Gillibrand’s proposal, which she introduced at a news conference at the academy, includes creating more resources for midshipmen at the academy to report instances of sexual abuse and harassment, giving midshipmen satellite phones while at sea to report sexual misconduct and subjecting the academy to Title IX, the federal law that prohibits discrimination based on gender.
“This scourge of sexual violence and harassment demands immediate action,” she said. “Working with midshipmen, school officials and sexual assault prevention experts, I’ve put together a plan that I will introduce as legislation in the Senate to help end this crisis at the academy and protect our midshipmen on campus and at sea.”
According to Gillibrand’s office, the bill would “empower” the Department of Transportation inspector general by providing the training necessary to properly investigate reports of sexual assault.
The announcement comes two weeks after the U.S. Merchant Marine Academy Alumni Association and Foundation, or AAF, formed the Task Force on the Prevention of Sexual Assault and Sexual Harassment, a seven-member group of representatives from the maritime industry and different maritime academies.
In July, the Middle States Commission on Higher Education issued a warning to the academy about its accreditation status, citing the school’s failure to meet five of the agency’s 14 standards.
The academy’s Sea Year, when midshipmen spend an academic year aboard a merchant marine vessel, was scrutinized by the accrediting agency.
The Middle States report said the marine academy needs to take steps “to build a climate of mutual trust and respect on campus and during the Sea Year.”

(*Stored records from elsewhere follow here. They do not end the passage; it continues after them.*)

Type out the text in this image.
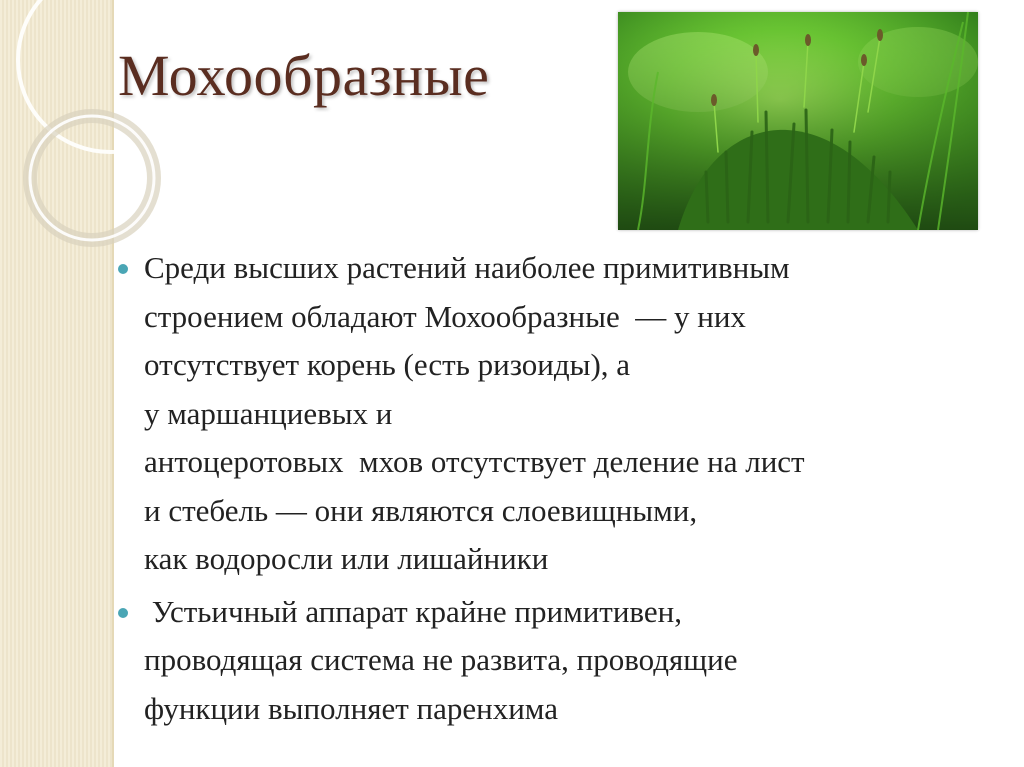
Мохообразные
Среди высших растений наиболее примитивным
строением обладают Мохообразные  — у них
отсутствует корень (есть ризоиды), а
у маршанциевых и
антоцеротовых  мхов отсутствует деление на лист
и стебель — они являются слоевищными,
как водоросли или лишайники
Устьичный аппарат крайне примитивен,
проводящая система не развита, проводящие
функции выполняет паренхима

Academy officials suspended the program on June 15 to hold student training on acceptable conduct in regard to bullying and sexual harassment, but in July the program was partly reinstated to allow midshipmen to serve Sea Year on federal ships, but not on commercial vessels.
In August, the U.S. Department of Transportation announced it would create a team of independent experts to review both campus culture and the institution’s Sea Year.
Citing a 2014-15 marine academy survey that found 63 percent of women and 11 percent of men at the school said they had been sexually harassed and 17 percent of female midshipmen said they were sexually assaulted, Gillibrand said action needed to be taken.
“The U.S. Merchant Marine Academy is the premier school for midshipmen to start careers supporting the military and on commercial carriers at sea — to become the best mariners in the world — so to have more than six out of 10 female midshipmen and more than one out of 10 male midshipmen say they were sexually harassed in a year is completely unacceptable,” she said. “To have 17 percent of female midshipmen being sexually assaulted is outrageous.”
Gillibrand’s proposal also includes conducting unannounced “spot checks” on commercial vessels and removing from the vessel any midshipmen  accused of  sexual misconduct, as well as offering training about sexual assault  for crew members aboard marine academy vessels.
“The United States Merchant Marine Academy is committed to providing a safe and respectful learning environment for all midshipmen,” Rear Adm. James A. Helis, the  academy superintendent, said. “Today’s visit with Senator Gillibrand provided USMMA senior staff and midshipmen an opportunity to discuss the world class education provided by the USMMA, some of the challenges we currently face, and our work to build a climate of inclusion for all on campus and at sea.”